Friday, December 27, 2002

Ruminations of a floating vote.
Call me crazy, but I can’t help feeling sorry for Likud members with criminal backgrounds. For many years the party has wooed them. Knesset members and government ministers have dined at their tables. They have found, in the Likud, a warm home and respectability. Everyone knew people with criminal connections, and even some actual criminals and ex-criminals, were among local party activists and even members of the party center. And make no mistake, Labor is just the same in this regard. Being anti-elitism and open to people from all walks of life is very important in gaining the Mizrahi vote. That’s one of the reasons why left-wing Meretz is not perceived as a party that looks out for workers rights and won’t be, in the foreseeable future. Too pompous and intellectual and snobby.

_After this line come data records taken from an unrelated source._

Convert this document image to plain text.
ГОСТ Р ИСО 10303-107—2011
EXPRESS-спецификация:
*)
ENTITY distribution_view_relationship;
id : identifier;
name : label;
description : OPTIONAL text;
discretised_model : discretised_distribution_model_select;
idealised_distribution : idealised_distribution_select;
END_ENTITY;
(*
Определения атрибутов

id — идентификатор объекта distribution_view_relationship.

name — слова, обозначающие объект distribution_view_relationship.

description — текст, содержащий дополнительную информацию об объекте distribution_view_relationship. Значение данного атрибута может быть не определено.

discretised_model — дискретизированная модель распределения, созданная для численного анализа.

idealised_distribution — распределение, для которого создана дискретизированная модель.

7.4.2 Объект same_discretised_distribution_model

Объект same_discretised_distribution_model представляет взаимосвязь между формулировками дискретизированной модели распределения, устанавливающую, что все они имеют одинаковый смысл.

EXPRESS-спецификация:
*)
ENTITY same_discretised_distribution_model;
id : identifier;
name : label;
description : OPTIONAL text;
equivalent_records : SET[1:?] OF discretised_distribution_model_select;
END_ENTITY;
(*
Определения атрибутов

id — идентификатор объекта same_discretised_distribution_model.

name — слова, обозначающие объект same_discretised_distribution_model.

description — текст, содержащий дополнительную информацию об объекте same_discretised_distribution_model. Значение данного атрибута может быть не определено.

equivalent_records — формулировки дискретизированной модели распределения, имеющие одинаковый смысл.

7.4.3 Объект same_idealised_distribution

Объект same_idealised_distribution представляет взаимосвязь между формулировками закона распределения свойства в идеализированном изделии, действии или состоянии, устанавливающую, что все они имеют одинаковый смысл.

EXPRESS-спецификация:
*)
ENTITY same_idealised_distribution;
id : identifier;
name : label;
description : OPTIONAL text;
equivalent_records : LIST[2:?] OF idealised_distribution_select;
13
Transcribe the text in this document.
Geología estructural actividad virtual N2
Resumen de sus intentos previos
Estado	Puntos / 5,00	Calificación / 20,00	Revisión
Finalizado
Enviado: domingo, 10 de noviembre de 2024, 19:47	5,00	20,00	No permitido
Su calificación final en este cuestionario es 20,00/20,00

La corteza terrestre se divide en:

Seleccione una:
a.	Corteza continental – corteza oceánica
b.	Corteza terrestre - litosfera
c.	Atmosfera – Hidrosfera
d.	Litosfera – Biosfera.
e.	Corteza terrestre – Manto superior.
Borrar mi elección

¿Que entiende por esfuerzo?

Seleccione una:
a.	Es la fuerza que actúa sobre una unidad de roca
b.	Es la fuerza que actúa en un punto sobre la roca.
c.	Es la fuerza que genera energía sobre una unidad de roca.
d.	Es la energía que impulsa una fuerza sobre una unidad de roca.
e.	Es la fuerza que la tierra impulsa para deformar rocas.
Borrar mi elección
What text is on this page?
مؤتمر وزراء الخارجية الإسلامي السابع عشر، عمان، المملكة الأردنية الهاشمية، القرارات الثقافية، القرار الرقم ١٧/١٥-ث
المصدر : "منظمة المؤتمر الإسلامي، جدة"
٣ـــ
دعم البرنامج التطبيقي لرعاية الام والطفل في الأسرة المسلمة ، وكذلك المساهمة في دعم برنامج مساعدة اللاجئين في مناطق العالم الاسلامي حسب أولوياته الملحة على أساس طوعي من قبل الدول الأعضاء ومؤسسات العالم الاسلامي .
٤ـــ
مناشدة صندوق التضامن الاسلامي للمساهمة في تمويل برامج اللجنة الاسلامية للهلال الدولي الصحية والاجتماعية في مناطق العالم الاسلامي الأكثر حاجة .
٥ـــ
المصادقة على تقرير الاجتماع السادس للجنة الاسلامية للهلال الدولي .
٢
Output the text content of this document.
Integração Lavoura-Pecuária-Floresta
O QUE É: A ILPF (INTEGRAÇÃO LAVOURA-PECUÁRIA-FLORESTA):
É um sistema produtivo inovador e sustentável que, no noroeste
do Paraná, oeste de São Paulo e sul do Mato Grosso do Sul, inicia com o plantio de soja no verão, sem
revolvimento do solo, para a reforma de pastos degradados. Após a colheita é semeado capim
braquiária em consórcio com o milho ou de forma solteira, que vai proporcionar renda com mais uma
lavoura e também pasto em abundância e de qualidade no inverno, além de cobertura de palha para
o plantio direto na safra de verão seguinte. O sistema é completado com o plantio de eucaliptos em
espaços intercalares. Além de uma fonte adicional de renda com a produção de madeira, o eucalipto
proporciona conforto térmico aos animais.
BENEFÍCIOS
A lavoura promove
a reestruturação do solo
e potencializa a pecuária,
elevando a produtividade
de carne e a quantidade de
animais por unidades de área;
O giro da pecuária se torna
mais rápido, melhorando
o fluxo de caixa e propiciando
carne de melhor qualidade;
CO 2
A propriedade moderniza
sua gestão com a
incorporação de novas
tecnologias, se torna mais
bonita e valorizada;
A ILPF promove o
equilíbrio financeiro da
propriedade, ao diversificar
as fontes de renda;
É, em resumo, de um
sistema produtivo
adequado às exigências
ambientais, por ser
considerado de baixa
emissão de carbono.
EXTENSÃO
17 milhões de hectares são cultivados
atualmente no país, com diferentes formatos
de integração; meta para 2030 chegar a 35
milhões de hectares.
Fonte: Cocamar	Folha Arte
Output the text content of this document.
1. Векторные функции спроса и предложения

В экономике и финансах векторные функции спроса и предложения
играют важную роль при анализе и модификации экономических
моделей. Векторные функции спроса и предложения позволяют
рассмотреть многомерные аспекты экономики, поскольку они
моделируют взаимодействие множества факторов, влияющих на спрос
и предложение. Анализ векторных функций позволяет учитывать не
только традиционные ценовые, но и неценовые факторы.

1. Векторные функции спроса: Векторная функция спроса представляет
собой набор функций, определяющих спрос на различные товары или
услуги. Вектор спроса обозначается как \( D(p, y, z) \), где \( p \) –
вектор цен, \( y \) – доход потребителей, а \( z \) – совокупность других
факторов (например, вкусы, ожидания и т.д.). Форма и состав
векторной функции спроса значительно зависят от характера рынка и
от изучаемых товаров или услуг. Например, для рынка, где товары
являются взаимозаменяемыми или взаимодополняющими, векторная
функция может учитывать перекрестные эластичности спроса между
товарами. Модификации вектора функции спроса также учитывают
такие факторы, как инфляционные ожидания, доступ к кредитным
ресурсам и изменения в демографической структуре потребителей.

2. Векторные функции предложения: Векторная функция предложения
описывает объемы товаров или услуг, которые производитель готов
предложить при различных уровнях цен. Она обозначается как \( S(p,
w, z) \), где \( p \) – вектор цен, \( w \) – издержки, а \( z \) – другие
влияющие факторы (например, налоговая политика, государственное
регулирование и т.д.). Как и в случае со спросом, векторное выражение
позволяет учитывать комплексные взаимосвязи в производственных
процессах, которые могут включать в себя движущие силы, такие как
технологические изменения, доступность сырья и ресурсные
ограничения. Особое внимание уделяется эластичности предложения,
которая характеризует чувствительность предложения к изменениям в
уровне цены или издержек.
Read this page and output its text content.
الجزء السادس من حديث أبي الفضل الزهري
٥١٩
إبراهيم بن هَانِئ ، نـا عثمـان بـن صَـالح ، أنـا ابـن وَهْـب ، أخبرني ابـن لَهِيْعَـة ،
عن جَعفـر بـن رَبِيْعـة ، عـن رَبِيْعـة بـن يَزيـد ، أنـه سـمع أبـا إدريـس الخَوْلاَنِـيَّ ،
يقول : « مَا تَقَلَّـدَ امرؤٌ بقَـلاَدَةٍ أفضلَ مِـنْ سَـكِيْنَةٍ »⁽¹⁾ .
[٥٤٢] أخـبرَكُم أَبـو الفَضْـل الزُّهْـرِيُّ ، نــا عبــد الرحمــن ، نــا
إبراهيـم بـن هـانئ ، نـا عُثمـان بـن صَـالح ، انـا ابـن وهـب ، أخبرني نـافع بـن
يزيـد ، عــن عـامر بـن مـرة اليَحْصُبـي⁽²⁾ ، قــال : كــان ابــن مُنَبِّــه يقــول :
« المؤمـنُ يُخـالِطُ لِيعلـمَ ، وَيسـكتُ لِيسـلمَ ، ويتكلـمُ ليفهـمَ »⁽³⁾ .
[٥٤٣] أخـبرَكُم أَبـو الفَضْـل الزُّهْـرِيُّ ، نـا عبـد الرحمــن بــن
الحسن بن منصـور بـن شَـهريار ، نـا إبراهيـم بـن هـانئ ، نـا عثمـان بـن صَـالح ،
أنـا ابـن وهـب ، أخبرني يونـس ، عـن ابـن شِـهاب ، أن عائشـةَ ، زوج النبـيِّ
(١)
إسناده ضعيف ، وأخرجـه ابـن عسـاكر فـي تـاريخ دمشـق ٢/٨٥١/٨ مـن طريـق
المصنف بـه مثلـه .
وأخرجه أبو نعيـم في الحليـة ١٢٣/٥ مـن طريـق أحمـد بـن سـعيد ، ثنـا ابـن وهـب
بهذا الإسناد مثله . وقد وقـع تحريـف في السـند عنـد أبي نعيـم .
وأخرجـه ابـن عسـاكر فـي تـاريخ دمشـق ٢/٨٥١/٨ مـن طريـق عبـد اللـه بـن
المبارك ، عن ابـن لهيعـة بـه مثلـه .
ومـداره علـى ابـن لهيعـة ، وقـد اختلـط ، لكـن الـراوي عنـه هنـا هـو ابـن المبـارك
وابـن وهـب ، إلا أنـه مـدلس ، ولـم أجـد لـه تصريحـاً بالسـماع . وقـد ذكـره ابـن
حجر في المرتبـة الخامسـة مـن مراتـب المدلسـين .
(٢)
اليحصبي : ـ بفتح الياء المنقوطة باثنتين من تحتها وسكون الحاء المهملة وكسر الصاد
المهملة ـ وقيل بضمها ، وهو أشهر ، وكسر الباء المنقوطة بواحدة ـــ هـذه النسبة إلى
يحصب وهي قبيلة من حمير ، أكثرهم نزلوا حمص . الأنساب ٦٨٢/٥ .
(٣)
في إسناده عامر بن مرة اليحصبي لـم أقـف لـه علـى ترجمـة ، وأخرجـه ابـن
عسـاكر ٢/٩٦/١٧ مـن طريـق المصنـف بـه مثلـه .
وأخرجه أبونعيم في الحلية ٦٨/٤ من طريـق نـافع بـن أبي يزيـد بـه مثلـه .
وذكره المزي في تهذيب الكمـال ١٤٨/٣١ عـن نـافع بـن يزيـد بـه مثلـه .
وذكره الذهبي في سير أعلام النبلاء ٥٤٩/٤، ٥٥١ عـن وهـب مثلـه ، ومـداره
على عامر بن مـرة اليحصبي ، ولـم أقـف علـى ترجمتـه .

Now, these criminals and ex-criminals, long welcome members of the party, probably even regarded as assets, are, not surprisingly, being dropped like hot potatoes. And they are terribly offended. They obviously can see that the politicians are no better than them. What am I talking about? The politicians are worse.

Last night, a major persona non grata, Shlomi Oz, was interviewed on TV. I usually can’t be bothered with this sort of thing, but for some reason, this guy I wanted to see, maybe to judge if he’s on the level. He has not been connected to the allegations of corruption in the party “primaries”, as far as I can tell, and he claims he hasn’t been involved in criminal activities since he got out of prison, twelve years ago (although his name is currently being connected to a big bank scam, which he denies). But still he has become the main bad guy, since the media cottoned on to his connections with Omri Sharon (son of). Anyway, he didn’t look good on TV. A quiet man, certainly not a thug, he seemed shifty, but maybe that was because he was really nervous. My verdict? I wasn’t really convinced of his innocence or of his being rehabilitated, as he claims, but I mainly felt embarrassed. He seemed too pathetic and defensive to be much of a threat to Israel’s democracy. According to this Haaretz article he is very powerful and charismatic. This didn’t come over on TV at all. In a passage in the Hebrew version of the article (requires registration) that was cut in translation Oz explains that he shies a way from publicity and exposure because his past is always brought up and it ultimately backfires. Therefore he is unaccustomed to it. That could explain his poor TV performance.

Politicians really are the lowest of the low. Now we’re getting a daily opportunity to see just how low they are. This is what we, picturesquely, call in Israel “hamitz shel hazevel” (the juice of the garbage). They (the politicians) don’t know them (the criminals). They’ve never spoken to them. They’re no friends of theirs (insert indignant guffaw). The party is fortunate to be rid of them. And so on and so forth. And these were their best buddies just a fortnight ago. It’s really nauseating.

I think the Likud is reeling from a serious slap in the face, with all this corruption business, and is in shock about the effect the criminals in their midst and mainly the open criminal activities party members have been engaging in should have on the anticipated outcome of the elections. I do believe they are earnest about cleaning the stables (as much as politicians can be earnest about anything). If this is indeed the case, then something good could come out of all this “go’al nefesh” (disgustingness).

I still don’t know if I could vote for them.

Yippee! I’m a floating vote. (I don’t intend floating anywhere near Mitzna, though).

Update: OK, OK, I went a bit far. I accept that, as Alisa says, there are good politicians. They just don't have much chance of being in realistic spots in the Likud list this election, probably for no fault of their own.